Général Toufik Mediène Rab Dzayer 1Le procès du général Hassan a fait sortir les loups de leur tanière. Le général Nezzar, le champion de la sauvagerie, celui qui a condamné sans ménagement un autre général à 12 ans ferme selon certaines sources, s’insurge et qualifie de criminel la sentence infligée à l’ancien patron de la SCORAT ; Benflis, l’ex-calife qui voulait être à la place du calife, dans les grâces et les soins des généraux éradicateurs, s’est découvert une âme de mère Thérésa. Il embrasse la cause d’une victime d’un procès inique. Inouï ! Il crie à l’arbitraire et au règlement de compte. D’autres personnalités nationales, intellectuelles, journalistes… d’un certain milieu se disent scandalisés par le sort humiliant réservé à « Monsieur antiterroriste ».

Pour dire vrai et faire court, les clairons et les larbins de la sécurité militaire sont montés au créneau pour sauver le général Aït-Ourabi, eux qui n’ont jamais compati aux souffrances des Algériens victimes de la machine judiciaire de Bouteflika-DRS. Et Dieu sait combien d’affaires de violation des droits de l’homme ont défrayé la chronique. Ceci pour le côté sincérité, courage et autres fourberies. Côté politique, les tireurs de ficelles, du haut de leurs perchoirs, ricanent aux réactions scandalisées de ces faux-culs qui, hier, les ont élevés et graissés dans leur giron.

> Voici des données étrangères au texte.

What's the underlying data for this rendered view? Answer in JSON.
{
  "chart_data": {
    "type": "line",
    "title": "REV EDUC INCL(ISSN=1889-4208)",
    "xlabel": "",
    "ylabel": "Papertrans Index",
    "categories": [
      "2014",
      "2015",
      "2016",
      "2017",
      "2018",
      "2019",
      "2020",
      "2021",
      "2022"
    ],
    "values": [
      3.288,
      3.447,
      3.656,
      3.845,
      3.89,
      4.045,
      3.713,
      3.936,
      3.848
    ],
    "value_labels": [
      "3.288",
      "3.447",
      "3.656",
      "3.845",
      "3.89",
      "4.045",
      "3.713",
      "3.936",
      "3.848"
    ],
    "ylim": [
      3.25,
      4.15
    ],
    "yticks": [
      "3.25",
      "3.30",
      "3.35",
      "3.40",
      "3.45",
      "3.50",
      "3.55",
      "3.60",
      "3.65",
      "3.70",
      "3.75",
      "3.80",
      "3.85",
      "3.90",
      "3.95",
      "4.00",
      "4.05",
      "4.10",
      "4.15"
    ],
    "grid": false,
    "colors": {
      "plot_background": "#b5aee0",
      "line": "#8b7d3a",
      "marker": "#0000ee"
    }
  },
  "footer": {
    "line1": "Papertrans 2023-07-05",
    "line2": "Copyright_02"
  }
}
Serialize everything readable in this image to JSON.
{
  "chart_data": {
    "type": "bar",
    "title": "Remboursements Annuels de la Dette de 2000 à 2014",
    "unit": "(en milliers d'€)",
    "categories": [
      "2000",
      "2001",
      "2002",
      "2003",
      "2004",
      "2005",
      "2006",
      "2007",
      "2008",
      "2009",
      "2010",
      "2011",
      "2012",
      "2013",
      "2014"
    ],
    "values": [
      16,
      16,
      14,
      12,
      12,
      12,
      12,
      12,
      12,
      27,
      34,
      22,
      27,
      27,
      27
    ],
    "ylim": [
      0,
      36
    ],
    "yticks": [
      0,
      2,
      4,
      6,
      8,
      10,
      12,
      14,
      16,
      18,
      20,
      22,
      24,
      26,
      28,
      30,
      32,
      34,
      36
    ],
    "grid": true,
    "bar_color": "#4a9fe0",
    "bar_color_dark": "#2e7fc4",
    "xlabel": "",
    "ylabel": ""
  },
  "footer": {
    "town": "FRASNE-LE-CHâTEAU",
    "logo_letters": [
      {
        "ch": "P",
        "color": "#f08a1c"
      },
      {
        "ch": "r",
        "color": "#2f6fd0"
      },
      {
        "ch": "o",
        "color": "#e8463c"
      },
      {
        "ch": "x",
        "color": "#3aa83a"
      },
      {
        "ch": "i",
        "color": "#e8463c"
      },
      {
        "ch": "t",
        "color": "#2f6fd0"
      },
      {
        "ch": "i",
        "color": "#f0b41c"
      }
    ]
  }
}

Les cinq ans de prison du général Hassan, c’est de la gnognotte. Les crimes qu’il a commis, lui, ses comparses et son « unique » patron, et les crimes dont leurs responsabilités pénales sont engagées conduisent au poteau d’exécution. Plus que ça, ils obèrent l’Algérie d’un lourd fardeau social et financier que seul l’effort de plusieurs générations pourrait le compenser. La facture qu’ils ont laissée est lourde. Les généraux Bentalha n’ont aucune marge de manœuvre. Ils savent tous que la sentence d’Oran est un bon parti, un moindre mal au regard de la quantité de leurs forfaitures au service de la nation. Rab-Dzayer n’a pas pris ses jambes sur son cou pour le plaisir de trahir son dauphin et tous les autres hauts gradés. L’ex-haut cadre de Sonatrach, Hocine Malti, n’a pas sniffer une ligne avant de pointer l’intervention des services secrets de puissances étrangères. Le général Hassan ne paye pas son mépris sans borne de la loi algérienne ni son insolente conduite envers l’état-major, un comportement arrogant qu’il a toujours assumé sans scrupule, — l’arbitraire est l’autre nom du DRS ; il tient le pouvoir discrétionnaire et l’absolue liberté opérationnelle de son patron. On lui fait raquer sa brutalité à Tiguentourine et la confusion qu’il fit entre la vie d’un otage occidental et celle d’un vulgaire algérien. Aussi les généraux assassins ne s’avisent-ils d’aucun geste imprudent qui déstabiliserait le nouveau pouvoir dont les intérêts coïncident avec ceux de leurs puissants parrains étrangers.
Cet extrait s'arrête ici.